I've created "hello world" programs using KDevelop and GTK+, but never written a substantial application in either. KDE is based on C++ and GNOME is based on C. While I am not a fan of C++, the KDE class library is clean, consistent, and well documented while I found the GNOME model confusing. To me, the relationships in GNOME among GLib, GTK+, Pango, ATK, GdkPixbuf, and GDK were harder to grasp. Then, there is a segment of the GNOME world that is pushing Mono (a clone of Microsoft .NET/C#). Technically, KDE seems better thought out while GNOME seems to have grown organically out of the Gimp libraries.

As a user, I think both environments provide roughly equivalent feature sets and I can be happy and productive in both. Each has some programs I think are best of breed. In a vacuum, I would go with KDE, but I'd much rather use GNOME if all the programming talent from both camps could be focused in the same direction. Even 75 percent would be enough to smooth out whatever rough edges there are in GNOME.

Finally, I think the desktop environment will grow less significant over time. I am strong advocate of web applications. Web apps, whether they are based on LAMP, JSP, J2EE, or Ruby on Rails offer all the benefits of centralized deployment like a mainframe, but can also be run without a network connection if the server stack is installed locally. I like that the same code can be used as a multi-user network application and a single user local application.

Beggars have to be choosers

A logical question is do we have to pick one over the other? The answer depends on what you want out of Linux. If the goal is to advance Linux on the desktop, I think the answer is yes.

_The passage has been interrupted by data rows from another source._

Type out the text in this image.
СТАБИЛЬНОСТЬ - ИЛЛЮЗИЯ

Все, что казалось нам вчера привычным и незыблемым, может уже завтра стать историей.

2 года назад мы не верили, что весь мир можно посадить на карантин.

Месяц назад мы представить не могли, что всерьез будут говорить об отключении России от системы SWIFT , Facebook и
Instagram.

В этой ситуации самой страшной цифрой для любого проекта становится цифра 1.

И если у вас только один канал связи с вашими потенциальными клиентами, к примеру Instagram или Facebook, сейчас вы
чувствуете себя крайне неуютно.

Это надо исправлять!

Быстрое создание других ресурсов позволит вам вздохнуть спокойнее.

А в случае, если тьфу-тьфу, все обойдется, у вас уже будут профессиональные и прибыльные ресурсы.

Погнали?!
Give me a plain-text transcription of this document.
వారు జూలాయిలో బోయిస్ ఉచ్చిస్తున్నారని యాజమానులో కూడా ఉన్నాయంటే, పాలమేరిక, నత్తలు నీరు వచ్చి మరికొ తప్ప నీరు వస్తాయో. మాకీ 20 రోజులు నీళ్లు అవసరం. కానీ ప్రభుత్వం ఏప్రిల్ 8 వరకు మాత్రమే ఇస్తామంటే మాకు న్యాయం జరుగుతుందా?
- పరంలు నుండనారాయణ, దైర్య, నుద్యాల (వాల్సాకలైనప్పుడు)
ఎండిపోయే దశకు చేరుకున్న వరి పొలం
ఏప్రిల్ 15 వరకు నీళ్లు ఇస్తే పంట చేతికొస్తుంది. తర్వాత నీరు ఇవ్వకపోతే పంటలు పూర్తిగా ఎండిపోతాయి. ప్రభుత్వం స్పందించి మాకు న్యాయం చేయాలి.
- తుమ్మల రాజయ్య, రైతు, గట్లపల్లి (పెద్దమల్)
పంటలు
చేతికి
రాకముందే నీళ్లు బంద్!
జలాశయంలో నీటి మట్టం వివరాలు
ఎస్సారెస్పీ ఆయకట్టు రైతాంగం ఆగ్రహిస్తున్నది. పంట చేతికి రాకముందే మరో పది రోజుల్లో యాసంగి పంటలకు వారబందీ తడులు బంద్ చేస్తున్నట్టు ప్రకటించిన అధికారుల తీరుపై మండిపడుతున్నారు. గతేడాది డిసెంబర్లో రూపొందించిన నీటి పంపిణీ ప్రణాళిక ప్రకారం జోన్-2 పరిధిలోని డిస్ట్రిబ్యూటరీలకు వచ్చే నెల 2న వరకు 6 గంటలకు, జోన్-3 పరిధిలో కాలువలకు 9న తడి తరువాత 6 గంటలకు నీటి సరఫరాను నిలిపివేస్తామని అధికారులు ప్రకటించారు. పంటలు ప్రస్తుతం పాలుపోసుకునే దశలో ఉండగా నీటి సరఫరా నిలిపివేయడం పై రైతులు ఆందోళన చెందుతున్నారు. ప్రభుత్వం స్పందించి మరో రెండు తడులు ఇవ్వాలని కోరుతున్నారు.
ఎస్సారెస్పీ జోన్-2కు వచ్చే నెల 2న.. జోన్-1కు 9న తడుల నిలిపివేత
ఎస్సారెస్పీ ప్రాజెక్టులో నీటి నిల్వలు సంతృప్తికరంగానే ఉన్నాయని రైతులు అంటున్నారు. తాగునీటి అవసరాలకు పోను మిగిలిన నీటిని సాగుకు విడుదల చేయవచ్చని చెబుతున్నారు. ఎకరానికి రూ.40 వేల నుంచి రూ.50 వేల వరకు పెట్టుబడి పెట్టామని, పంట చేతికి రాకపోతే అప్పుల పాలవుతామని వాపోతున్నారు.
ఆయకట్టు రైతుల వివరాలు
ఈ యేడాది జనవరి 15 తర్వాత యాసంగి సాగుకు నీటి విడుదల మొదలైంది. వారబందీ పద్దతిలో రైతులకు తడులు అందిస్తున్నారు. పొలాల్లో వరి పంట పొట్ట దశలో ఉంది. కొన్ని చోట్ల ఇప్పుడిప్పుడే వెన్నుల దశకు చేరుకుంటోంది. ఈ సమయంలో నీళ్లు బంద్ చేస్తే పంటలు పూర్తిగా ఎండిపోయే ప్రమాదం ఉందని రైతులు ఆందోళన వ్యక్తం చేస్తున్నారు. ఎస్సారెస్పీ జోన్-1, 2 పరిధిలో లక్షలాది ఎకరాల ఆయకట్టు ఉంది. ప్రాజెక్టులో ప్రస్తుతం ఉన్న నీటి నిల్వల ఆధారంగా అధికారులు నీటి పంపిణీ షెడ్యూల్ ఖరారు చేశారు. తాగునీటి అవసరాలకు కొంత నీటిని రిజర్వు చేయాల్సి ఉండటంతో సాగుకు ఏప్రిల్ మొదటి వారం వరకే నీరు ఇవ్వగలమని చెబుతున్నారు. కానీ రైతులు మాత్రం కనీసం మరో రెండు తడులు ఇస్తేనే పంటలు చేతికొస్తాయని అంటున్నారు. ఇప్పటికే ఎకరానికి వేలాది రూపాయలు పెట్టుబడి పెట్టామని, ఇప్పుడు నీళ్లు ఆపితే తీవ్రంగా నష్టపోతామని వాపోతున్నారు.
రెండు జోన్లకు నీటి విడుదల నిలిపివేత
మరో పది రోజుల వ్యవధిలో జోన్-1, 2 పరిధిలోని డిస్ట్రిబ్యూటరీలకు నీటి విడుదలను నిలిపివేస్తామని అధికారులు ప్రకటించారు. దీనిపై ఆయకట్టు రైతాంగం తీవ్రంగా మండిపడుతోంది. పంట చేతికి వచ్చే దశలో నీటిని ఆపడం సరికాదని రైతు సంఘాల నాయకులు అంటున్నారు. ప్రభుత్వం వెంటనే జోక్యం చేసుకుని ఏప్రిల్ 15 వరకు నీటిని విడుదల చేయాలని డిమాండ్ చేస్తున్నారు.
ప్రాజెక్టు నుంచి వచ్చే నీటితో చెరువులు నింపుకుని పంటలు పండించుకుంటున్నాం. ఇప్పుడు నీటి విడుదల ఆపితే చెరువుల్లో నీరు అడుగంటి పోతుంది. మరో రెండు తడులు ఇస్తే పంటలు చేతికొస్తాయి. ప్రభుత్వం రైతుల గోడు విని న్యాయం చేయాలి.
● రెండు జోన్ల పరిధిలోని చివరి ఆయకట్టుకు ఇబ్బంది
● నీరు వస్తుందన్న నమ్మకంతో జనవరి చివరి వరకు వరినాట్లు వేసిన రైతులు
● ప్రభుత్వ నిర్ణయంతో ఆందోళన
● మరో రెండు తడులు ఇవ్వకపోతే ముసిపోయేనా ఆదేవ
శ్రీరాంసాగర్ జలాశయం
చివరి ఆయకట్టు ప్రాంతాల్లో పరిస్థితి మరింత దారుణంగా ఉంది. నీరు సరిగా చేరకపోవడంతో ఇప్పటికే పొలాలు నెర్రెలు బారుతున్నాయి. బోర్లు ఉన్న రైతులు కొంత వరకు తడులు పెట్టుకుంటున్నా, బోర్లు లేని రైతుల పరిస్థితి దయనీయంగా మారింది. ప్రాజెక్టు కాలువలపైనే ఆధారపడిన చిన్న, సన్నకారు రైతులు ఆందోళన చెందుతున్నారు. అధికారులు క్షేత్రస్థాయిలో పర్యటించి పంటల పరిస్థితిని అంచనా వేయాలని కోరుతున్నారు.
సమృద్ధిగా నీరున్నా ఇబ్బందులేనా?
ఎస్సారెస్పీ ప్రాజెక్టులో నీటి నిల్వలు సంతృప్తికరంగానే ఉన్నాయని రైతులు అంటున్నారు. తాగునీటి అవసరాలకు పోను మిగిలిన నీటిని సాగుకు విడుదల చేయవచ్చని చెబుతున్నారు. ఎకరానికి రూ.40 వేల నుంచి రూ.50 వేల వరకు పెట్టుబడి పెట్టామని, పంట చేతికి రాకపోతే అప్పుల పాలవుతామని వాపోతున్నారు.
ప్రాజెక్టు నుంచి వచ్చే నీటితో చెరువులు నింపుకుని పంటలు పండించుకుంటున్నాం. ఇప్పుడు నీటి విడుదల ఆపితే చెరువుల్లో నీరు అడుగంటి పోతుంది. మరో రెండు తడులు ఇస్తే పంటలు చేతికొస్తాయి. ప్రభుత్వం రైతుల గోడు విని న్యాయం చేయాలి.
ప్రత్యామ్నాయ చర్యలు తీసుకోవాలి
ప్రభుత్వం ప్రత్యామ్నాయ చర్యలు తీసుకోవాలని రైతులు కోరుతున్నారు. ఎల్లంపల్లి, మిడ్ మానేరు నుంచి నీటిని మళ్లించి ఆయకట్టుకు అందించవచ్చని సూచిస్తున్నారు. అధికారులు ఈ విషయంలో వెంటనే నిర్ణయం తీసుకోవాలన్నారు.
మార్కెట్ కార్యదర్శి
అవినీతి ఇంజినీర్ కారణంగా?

There are countless obstacles to overcome before Linux gains popularity as a desktop, and I don't think everyone who uses Linux cares if it does. But for Linux to get commercial desktop applications and more hardware vendor support, there needs to be one desktop standard. It is just too expensive to support two.

This doesn't mean KDE would ever go away. It just means KDE would become a power user's choice like the dozens of other window managers and environments that exist. I've faced the fact that GNOME has won the battle and I'd better learn more about it. The benefit in the long run is more applications for the Linux desktop and better hardware and driver support.

Trickle down theory

While Linux as a server infiltrated the business world from the bottom up, I think the desktop will have to go from the top down. The people who brought Linux into the datacenter and the people who use Linux as a desktop today are by definition early adopters. They are power users not afraid to tinker with their computers that for most people are mysterious black boxes. I've even had trouble getting IT colleagues to try out desktop Linux because they don't want to invest the time. Most people are busy and have enough going on in their lives that they won't try Linux until they are introduced to it at work (i.e., forced to use it).

Most large desktop deployments will be driven and implemented by the big dogs in business, and will likely use GNOME. If desktop Linux can make inroads in the work place, it will become a lot less scary to the rank and file. It would also create an incentive for people to try it at home to improve their job performance.

With more Linux users at home, large hardware vendors have more incentive to offer it preloaded (and supported). That's when Linux on the desktop will really take off. I cringe at using the words "domino effect", but that's the way I see it happening, if it does.

I think the immediate hurdle is to standardize on the desktop. If the community refuses to get on board, and so far they have, no progress will be made. I have been ambivalent about it up to now, but see the wisdom in standardization.

The Long and Winding Road

Settling on a single desktop is just one step in a long, twisty path toward getting desktop Linux into the mainstream. GNOME has won the corporate battle and needs the support of the broader community. Because many people view KDE as technically superior and there are some egos at stake, that may be a bitter pill to swallow. Even if the community does coalesce around GNOME, it in no way guarantees success, but the continued fragmentation of the desktop guarantees it will languish.